Judge Kane was a tall, wide man who was intimidating even when you knew he hid a heart of gold behind his steely gaze. He still had all his hair, a shock of pure white which he proudly coiffed to add another two inches to his already considerable height. That morning, he regarded me with piercing blue eyes, no sign of the kindly grandfather I knew him to be. “You meeting that Anderson fella today?”

I checked the time and nodded. “In twenty minutes.”

“Give him hell, Reeves.”

My lips twitched. Judge Kane’s wife, Gladys, was one of the curators at the local museum. Both of them believed in preserving the town as much as possible. “You know I will.”

“Good.” He gave me a curt nod, then whirled out of my office and went to bark at someone else. His voice echoed in the narrow underground hallways until he disappeared into an elevator.

After reviewing the notes I’d prepared one last time, I tapped the sheets to line them up, then slipped them into my leather-bound zipper folder. I grabbed my stamp and ink pad, and my favorite pen—red, of course, as was appropriate for a man of Anderson’s ilk—and stood. It was time I went to meet my enemy.

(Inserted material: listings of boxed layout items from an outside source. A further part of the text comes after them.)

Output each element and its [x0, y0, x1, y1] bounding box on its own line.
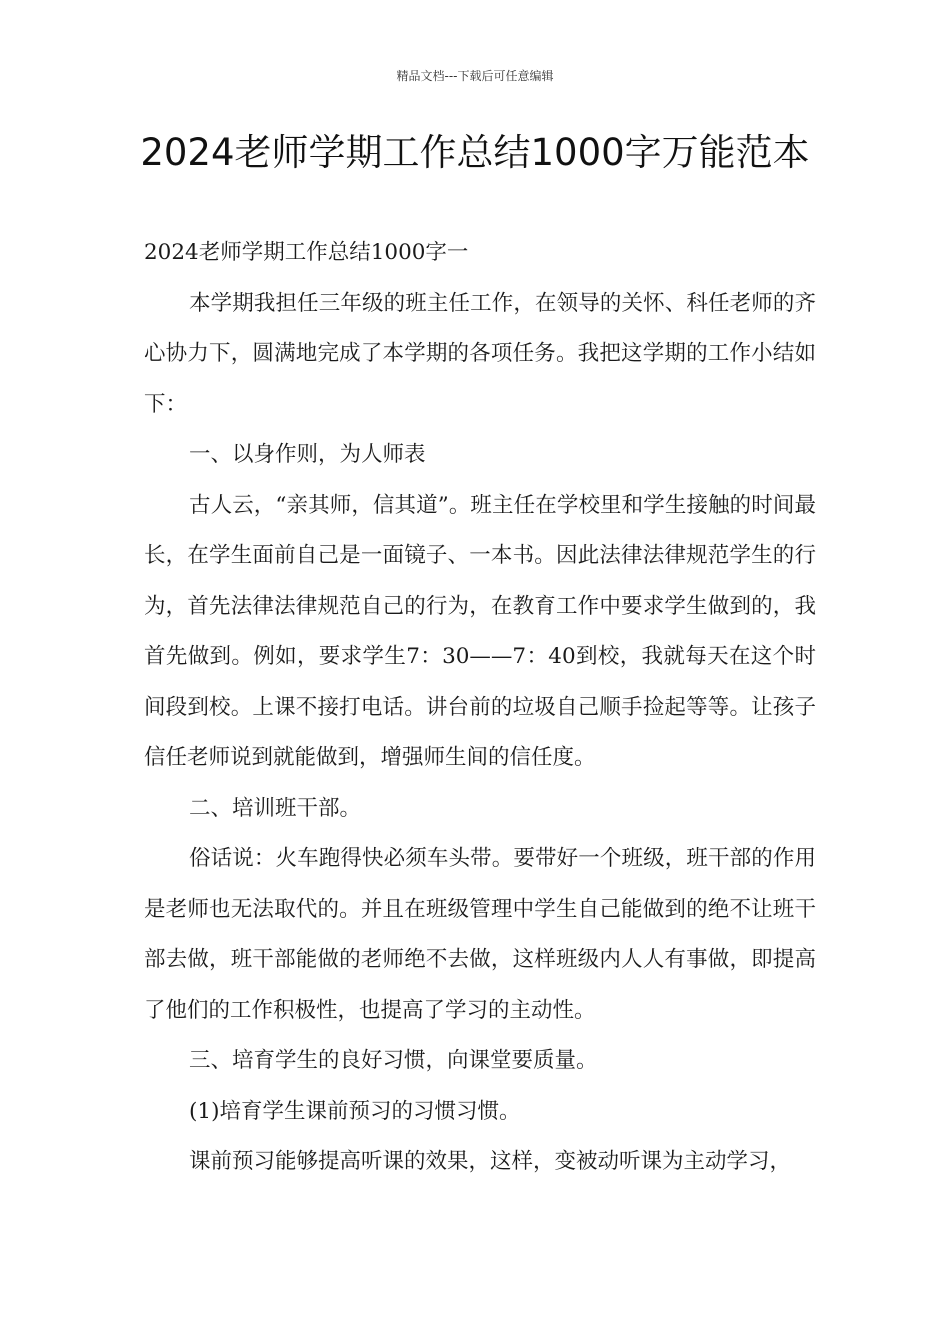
paragraph-intro: 本学期我担任三年级的班主任工作，在领导的关怀、科任老师的齐心协力下，圆满地完成了本学期的各项任务。我把这学期的工作小结如下：: [144, 290, 816, 417]
page-header: 精品文档---下载后可任意编辑: [396, 69, 554, 83]
document-title: 2024老师学期工作总结1000字万能范本: [140, 131, 810, 174]
document-body: [144, 228, 816, 1188]
section-heading-1: 一、以身作则，为人师表: [189, 442, 426, 467]
paragraph-2: 俗话说：火车跑得快必须车头带。要带好一个班级，班干部的作用是老师也无法取代的。并且在班级管理中学生自己能做到的绝不让班干部去做，班干部能做的老师绝不去做，这样班级内人人有事做，即提高了他们的工作积极性，也提高了学习的主动性。: [144, 846, 816, 1023]
section-subtitle: 2024老师学期工作总结1000字一: [144, 240, 469, 265]
sub-heading-3-1: (1)培育学生课前预习的习惯习惯。: [189, 1098, 521, 1124]
section-heading-2: 二、培训班干部。: [189, 795, 362, 821]
section-heading-3: 三、培育学生的良好习惯，向课堂要质量。: [189, 1048, 598, 1073]
paragraph-1: 古人云，“亲其师，信其道”。班主任在学校里和学生接触的时间最长，在学生面前自己是一面镜子、一本书。因此法律法律规范学生的行为，首先法律法律规范自己的行为，在教育工作中要求学生做到的，我首先做到。例如，要求学生7：30——7：40到校，我就每天在这个时间段到校。上课不接打电话。讲台前的垃圾自己顺手捡起等等。让孩子信任老师说到就能做到，增强师生间的信任度。: [144, 492, 816, 770]
paragraph-3: 课前预习能够提高听课的效果，这样，变被动听课为主动学习，: [189, 1149, 792, 1174]
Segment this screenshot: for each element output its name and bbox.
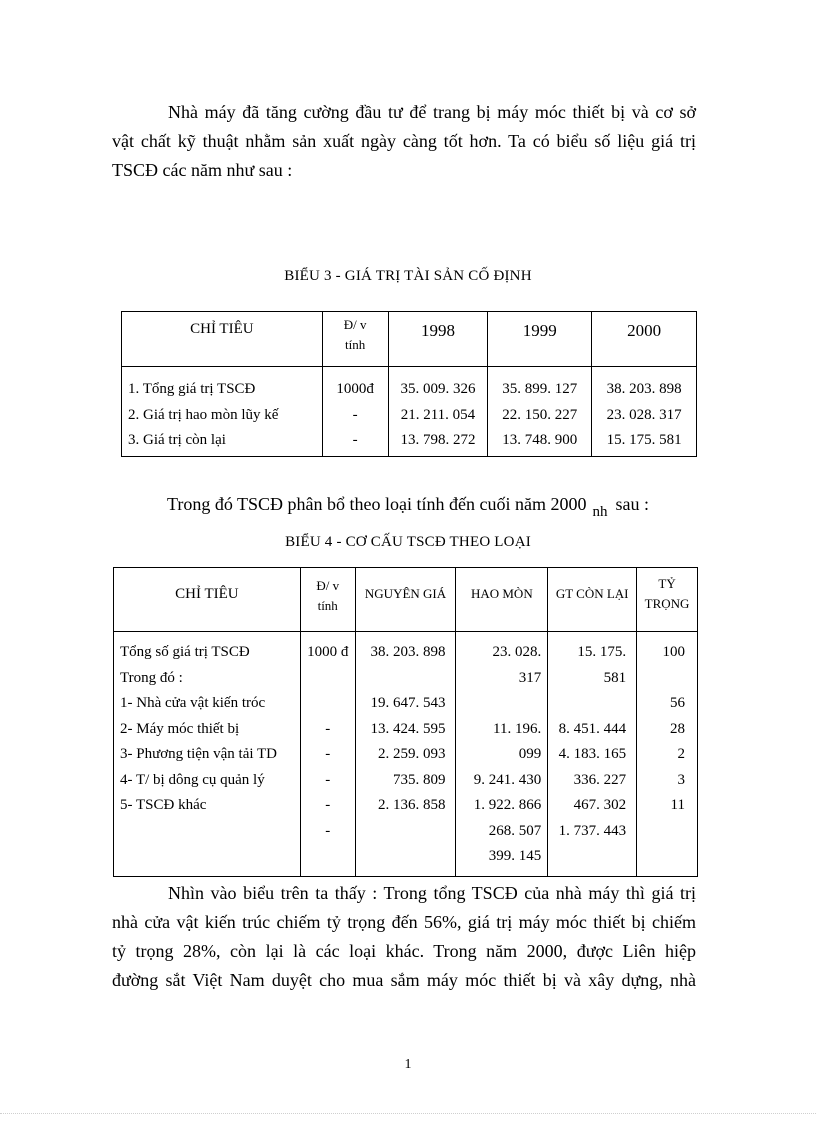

I took the stairs to the third floor, using the walk to center myself. Brick by brick, I built my façade and ran through my arguments in my head. Being in this beautiful building helped.

For a small town, our council building and courthouse were surprisingly grand. I took in the marble steps, listening to the echo of my fabulous shoes and the chatter of other public servants starting their workday. My fingers drifted over the smooth stone balustrade, tracing the curlicues at the bottom and top of every landing. The floors were off-white, shot through with veins of black. The leaded windows let in the late-spring sunshine, bathing the stairwell in gold.